Senjata Milik Brimob Harusnya Masuk Lewat Lanud Halim Perdanakusuma
Lebih lanjut Connie mengaku khawatir jika barang berhaya tersebut tertahan di kargo Bandara Soekarno-Hatta.
Penulis: Wahyu Aji
Editor: Ferdinand Waskita
TRIBUNNEWS.COM, JAKARTA –Pengamat intelijen dan militer, Connie Rahakundini Bakrie mempertanyakan senjata SAGL kaliber 40mm sebanyak 280 pucuk dan amunisi granatnya sebanyak 5.932 butir yang dimasukkan ke kargo Bandara Soekarno-Hatta.
Padahal seharusnya, kata Connie, melewati Lanud Halim Perdanakusuma.
"Mengapa barang tersebut mengarah ke Cengkareng (Soekarno-Hatta), karena setahu saya tidak pernah boleh diizinkan sebuah cargo membawa barang seperti itu masuk wilayah bandara sipil tapi harus ke Air Force Base dalam hal ini (Lanud) Halim," kata Connie saat dihubungi, Minggu (1/10/2017).
Baca: Presiden Jokowi Tak Mau Komentari Urusan Senjata Polri
Dirinya menjelaskan ketika ada pesawat memasuki wilayah udara nasional sebuah negara, maka harus ada clearance atau persetujuan dari negara tujuan dan itu tidak bisa dilakukan secara mendadak.
Apalagi kargo tersebut contain bahan berbahaya seperti senjata dan lainnya yang beresiko meledak.
"Maka jelas, masuknya barang ini legal dan telah melalui proses air clearance. Jadi sudah diketahui otoritas pemberi air clearance kita yaitu Kemlu (Kementerian Luar Negeri), Kemhub (Kementerian Perhubungan) dan Mabes TNI," katanya.

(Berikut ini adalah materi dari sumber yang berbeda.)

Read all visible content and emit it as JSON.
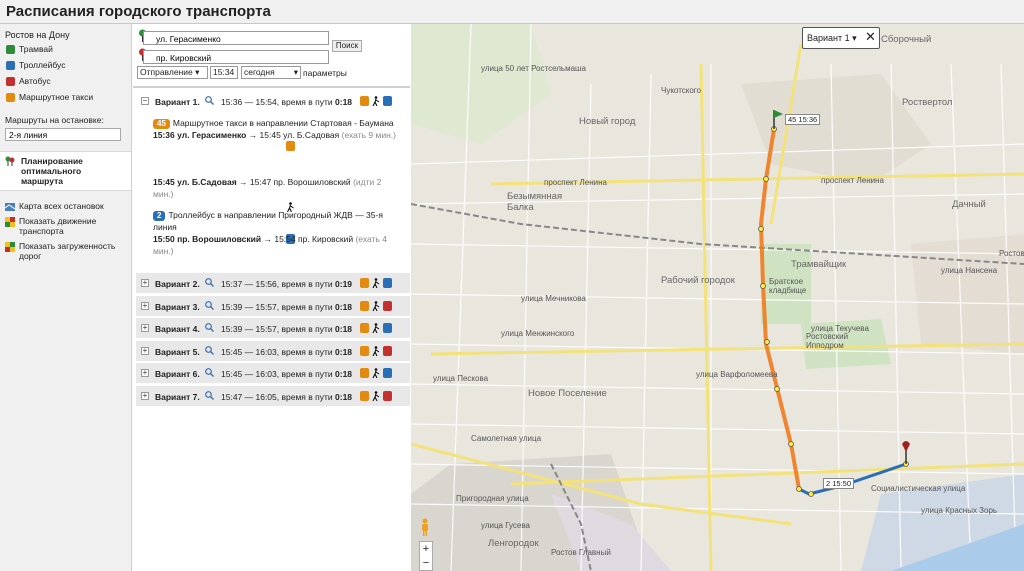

Apalagi ketika senjata itu tiba di Bandara Soekarno-Hatta disaksikan oleh beberapa satuan baik dari TNI maupun Polri.
Ia mengatakan air clearance dikeluarkan oleh tiga departemen lembaga yakni Kementerian Luar Negeri, Kementerian Perhubungan dan Mabes TNI.
Baca: Jokowi Mengaku Sudah Tiga Kali Menonton Film G30S/PKI
Untuk itu menurutnya tidak bisa disebut bahwa senjata itu ilegal.
Sebelumnya, Komandan Korps Brimob Irjen Murad Ismail menjelaskan senjata milik Polri yang tertahan di Bandara Soekarno Hatta karena menunggu clearance atau persetujuan dari Badan Intelijen Strategis (BAIS).
Badan Intelijen Strategis (BAIS) adalah organisasi yang khusus menanganiintelijen kemiliteran dan berada di bawah komando Markas Besar Tentara Nasional Indonesia.
"Loh ini berarti Mabes TNI ngapain beri izin masuk, kalau perlu tidak usah diizinkan masuk dari awal. Tapi kalau memang tidak boleh, ya tidak begini caranya," katanya.